A tidy cage will prevent these from spreading. They feed mostly on the decaying soft tissue, but will chow through exoskeletons over time. I've had several dried collections decimated by these things off and on through life. Throw away the dead roaches and the beetles will disappear. If you have a dead collection of bugs in your closet you'll likely find that's the source of your problem if it wasn't the roach cage.


----------



## Kaddock (Apr 26, 2009)

That looks to be the one!  

Thanks Peter. Do you know how they may have gotten in? The substrate? Also, I am a vegetarian, and have no meat around, should I just toss an exoskeleton in the larvas enclosure if I want to raise it? Do you think they require any water? :huh:


----------



## cloud jaguar (Apr 26, 2009)

Peter, is that the same as a Larder Beetle larva? I think I had a cricket cage infested with those!


----------



## PhilinYuma (Apr 26, 2009)

Kaddock said:


> That looks to be the one!  Thanks Peter. Do you know how they may have gotten in? The substrate? Also, I am a vegetarian, and have no meat around, should I just toss an exoskeleton in the larvas enclosure if I want to raise it? Do you think they require any water? :huh:


The beetles can fly and are attracted to rotting material so that they can get married and raise a family.

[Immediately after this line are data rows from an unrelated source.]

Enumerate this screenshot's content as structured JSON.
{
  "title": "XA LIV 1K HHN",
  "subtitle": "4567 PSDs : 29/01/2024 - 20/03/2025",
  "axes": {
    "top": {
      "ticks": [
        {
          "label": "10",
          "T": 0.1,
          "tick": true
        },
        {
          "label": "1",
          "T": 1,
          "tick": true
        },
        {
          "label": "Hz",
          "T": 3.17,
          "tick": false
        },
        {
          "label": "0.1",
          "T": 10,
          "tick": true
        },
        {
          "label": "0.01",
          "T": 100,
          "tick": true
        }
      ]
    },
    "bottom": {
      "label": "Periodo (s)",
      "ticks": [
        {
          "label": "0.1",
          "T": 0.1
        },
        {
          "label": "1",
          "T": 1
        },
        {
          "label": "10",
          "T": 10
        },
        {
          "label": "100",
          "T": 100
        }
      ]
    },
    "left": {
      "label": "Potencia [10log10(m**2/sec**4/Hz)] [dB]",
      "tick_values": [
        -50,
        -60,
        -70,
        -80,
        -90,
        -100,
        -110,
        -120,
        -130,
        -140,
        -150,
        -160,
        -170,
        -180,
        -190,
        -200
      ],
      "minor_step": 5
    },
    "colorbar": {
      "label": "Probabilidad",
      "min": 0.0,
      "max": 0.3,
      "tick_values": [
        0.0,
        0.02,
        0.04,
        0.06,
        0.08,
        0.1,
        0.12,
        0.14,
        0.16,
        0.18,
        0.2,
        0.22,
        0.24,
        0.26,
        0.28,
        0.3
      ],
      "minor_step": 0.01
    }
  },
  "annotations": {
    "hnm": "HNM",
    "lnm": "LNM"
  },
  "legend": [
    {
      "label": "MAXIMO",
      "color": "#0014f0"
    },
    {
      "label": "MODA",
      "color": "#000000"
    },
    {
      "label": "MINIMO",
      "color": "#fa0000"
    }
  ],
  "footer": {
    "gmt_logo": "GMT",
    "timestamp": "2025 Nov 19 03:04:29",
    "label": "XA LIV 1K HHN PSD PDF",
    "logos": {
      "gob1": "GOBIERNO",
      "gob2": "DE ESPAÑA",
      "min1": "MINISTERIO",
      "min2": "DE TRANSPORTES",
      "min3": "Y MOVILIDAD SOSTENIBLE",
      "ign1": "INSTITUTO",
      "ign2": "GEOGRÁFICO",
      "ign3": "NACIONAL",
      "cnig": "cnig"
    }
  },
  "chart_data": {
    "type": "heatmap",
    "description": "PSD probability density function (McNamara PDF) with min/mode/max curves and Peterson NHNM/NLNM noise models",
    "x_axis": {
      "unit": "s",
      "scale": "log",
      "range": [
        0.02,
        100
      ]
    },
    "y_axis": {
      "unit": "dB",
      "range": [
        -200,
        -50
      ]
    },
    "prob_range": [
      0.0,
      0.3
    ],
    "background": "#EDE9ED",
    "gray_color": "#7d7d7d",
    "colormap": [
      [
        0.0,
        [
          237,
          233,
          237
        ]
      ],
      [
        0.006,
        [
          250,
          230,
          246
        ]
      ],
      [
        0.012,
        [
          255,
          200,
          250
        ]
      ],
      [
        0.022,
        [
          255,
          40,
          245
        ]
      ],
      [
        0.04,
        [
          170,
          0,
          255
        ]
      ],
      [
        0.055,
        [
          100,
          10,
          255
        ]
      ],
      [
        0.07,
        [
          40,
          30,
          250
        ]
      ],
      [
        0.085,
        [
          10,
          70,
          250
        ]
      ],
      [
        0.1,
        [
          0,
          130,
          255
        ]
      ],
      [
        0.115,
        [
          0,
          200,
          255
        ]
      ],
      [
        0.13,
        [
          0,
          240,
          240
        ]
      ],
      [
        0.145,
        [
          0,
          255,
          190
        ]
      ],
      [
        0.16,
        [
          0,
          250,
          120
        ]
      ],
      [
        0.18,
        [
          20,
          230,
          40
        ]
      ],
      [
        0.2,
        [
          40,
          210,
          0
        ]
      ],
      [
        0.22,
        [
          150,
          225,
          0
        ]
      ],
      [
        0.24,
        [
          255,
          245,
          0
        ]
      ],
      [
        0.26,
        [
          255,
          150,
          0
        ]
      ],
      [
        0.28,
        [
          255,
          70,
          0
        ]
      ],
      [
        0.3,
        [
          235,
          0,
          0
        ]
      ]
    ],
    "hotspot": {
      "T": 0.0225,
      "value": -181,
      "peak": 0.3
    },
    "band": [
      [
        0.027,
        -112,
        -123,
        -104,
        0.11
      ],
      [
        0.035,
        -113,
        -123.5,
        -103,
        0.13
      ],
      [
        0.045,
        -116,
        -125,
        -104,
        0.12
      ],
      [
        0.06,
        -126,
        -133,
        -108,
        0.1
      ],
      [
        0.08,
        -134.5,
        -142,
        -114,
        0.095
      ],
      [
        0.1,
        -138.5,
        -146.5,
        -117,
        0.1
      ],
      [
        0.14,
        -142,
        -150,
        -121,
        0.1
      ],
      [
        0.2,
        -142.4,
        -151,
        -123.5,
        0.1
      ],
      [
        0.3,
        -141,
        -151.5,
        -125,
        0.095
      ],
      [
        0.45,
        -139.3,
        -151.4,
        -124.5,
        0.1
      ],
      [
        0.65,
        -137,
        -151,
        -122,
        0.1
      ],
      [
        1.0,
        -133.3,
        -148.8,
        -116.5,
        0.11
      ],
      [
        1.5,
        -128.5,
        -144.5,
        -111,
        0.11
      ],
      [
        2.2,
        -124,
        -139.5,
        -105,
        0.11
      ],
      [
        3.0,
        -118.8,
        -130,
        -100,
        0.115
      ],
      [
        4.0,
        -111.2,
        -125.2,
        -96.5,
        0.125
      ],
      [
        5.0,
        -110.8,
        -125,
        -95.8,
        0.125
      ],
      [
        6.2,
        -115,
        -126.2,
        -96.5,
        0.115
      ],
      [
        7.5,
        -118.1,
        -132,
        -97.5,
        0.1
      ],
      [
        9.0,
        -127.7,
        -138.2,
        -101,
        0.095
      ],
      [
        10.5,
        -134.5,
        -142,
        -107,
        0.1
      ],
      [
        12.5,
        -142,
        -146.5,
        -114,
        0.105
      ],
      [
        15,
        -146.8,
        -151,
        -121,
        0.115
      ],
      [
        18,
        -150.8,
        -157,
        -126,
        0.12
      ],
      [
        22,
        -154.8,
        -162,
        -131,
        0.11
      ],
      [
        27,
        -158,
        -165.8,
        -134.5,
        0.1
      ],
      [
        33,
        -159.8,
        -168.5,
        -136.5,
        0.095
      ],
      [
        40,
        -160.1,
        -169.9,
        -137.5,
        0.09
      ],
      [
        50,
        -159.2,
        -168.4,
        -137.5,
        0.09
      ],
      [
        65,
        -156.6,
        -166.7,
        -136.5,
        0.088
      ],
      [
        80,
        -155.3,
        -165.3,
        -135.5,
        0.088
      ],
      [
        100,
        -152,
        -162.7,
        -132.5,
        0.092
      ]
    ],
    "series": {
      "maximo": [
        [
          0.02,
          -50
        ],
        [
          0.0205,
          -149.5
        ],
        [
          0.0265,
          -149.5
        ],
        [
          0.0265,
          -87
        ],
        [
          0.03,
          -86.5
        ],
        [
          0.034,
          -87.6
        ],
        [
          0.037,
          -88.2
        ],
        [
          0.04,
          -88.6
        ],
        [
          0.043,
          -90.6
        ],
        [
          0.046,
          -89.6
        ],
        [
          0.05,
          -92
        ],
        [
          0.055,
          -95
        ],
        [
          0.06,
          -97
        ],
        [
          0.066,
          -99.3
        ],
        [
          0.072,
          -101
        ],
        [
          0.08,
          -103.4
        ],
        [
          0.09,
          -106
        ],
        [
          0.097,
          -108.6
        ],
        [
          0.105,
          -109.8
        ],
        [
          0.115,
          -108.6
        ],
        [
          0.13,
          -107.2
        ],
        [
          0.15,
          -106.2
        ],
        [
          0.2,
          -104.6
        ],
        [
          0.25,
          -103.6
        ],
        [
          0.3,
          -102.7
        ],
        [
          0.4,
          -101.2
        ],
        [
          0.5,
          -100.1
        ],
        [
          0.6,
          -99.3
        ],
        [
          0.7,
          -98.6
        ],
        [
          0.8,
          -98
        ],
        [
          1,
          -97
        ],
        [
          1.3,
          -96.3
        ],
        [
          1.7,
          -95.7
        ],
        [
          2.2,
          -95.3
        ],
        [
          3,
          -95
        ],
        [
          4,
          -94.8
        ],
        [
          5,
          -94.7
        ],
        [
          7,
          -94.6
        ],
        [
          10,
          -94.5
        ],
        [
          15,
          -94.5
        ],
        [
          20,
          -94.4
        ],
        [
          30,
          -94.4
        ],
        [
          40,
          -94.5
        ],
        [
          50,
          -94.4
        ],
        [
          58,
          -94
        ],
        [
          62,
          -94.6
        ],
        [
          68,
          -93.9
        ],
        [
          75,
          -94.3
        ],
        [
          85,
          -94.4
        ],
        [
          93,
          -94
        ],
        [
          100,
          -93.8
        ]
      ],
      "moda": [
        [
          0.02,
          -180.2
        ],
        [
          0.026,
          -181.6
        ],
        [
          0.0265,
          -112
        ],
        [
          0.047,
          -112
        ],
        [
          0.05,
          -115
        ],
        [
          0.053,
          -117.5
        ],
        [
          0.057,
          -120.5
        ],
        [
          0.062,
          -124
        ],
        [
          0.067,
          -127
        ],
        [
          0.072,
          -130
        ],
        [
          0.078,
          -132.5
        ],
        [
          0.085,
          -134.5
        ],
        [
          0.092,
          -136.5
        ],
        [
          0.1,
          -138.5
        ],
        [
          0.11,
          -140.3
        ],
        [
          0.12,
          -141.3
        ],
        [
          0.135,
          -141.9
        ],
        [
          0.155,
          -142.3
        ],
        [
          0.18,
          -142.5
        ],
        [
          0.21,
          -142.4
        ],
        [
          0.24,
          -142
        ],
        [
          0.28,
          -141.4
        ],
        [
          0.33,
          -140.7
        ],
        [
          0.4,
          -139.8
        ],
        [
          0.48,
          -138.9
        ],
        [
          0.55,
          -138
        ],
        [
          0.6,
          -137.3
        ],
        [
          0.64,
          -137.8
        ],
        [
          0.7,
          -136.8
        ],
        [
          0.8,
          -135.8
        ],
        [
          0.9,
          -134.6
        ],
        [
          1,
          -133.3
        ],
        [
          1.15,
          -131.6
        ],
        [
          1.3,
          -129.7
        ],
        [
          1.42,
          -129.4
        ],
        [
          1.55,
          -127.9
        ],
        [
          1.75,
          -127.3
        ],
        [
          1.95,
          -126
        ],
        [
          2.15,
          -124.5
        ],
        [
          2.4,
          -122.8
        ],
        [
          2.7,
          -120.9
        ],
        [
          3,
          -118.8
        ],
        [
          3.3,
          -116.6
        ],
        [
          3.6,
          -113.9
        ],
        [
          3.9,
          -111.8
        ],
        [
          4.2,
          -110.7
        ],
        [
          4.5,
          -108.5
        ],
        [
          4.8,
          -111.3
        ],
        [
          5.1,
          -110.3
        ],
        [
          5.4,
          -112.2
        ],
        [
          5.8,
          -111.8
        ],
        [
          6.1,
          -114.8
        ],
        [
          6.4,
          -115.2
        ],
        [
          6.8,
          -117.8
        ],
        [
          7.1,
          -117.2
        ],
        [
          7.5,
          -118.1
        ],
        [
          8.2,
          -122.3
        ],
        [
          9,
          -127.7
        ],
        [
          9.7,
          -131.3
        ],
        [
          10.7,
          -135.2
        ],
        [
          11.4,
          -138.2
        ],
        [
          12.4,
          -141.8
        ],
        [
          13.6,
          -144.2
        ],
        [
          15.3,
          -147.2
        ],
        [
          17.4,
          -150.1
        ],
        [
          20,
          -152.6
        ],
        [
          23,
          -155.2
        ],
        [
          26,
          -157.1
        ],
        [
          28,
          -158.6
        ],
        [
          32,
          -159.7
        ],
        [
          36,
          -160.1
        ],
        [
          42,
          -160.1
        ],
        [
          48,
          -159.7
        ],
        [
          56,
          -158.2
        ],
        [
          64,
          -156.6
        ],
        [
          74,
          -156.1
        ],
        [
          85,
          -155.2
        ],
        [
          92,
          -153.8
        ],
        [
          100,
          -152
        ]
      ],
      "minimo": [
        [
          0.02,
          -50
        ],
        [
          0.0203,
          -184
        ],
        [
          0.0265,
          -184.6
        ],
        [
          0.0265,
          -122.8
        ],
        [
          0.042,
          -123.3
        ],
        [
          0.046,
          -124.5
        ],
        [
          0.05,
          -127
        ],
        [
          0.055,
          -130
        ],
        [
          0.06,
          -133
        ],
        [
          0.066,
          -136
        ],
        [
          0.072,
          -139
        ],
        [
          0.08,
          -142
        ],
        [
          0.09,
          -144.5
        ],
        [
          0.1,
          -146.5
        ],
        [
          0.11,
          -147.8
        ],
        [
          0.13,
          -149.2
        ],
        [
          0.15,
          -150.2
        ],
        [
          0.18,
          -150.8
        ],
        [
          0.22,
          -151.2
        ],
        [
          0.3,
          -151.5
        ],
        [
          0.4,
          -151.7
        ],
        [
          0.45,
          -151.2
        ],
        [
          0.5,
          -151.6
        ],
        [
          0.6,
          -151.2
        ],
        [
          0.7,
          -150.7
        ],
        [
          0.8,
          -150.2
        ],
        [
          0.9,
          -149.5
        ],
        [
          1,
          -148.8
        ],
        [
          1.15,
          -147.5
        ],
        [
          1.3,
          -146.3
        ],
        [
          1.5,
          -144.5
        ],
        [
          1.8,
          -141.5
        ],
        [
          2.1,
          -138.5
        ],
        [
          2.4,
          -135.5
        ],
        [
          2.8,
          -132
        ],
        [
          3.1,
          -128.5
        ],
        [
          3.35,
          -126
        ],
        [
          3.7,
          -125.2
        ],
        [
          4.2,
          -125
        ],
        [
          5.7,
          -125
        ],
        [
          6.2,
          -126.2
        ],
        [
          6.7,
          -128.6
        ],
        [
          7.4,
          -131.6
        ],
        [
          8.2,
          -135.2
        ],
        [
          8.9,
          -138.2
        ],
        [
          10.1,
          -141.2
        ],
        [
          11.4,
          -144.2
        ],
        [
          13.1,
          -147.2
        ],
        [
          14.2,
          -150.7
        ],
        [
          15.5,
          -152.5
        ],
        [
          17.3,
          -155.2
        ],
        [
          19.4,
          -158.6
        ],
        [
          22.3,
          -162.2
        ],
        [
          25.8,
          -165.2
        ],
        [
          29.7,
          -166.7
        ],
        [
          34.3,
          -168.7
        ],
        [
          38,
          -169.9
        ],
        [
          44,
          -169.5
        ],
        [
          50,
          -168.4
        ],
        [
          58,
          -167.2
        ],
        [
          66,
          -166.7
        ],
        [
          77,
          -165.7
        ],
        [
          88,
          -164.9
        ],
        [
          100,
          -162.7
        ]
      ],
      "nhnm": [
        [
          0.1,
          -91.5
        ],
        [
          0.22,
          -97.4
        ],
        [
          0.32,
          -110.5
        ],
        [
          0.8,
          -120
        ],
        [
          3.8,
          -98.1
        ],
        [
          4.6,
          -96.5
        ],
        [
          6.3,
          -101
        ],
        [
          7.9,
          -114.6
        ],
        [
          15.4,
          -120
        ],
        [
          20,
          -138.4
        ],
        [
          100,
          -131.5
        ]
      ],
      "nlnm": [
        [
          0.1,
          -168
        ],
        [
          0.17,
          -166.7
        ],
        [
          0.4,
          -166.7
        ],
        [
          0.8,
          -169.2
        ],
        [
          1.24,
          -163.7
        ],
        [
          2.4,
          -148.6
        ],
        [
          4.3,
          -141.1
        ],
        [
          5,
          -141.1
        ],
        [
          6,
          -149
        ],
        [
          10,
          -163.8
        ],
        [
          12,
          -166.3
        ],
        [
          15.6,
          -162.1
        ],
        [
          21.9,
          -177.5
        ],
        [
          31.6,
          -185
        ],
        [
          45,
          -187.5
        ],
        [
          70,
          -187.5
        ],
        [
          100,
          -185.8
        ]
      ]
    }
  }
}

They're a large family, and some are called carpet beetles (they can eat the oily material in wool carpets) pepper and salt (just one species, I think, named for the color of the adults' elytra), skin beetles, etc. I often get the larvae in with a batch of crix.

They are best known for their ability to "clean" animal bones for museum curators and taxidermists. I used them for this purpose when I was a kid, but my mum made me keep them in the barn because of the stink.

[it is so cool to be old! I can do all (most!) of the things that I enjoyed as a kid, without rents telling me, "get that stuff out of the house!]

No. They wont survive on mantis exoskeletons!

If you want to read some practical advice on how to raise them, check here: http://www.taxidermy.net/forums/IndustryAr...0419FE7872.html

And remember, Google is your friend.


----------



## Kaddock (Apr 26, 2009)

Thanks!


----------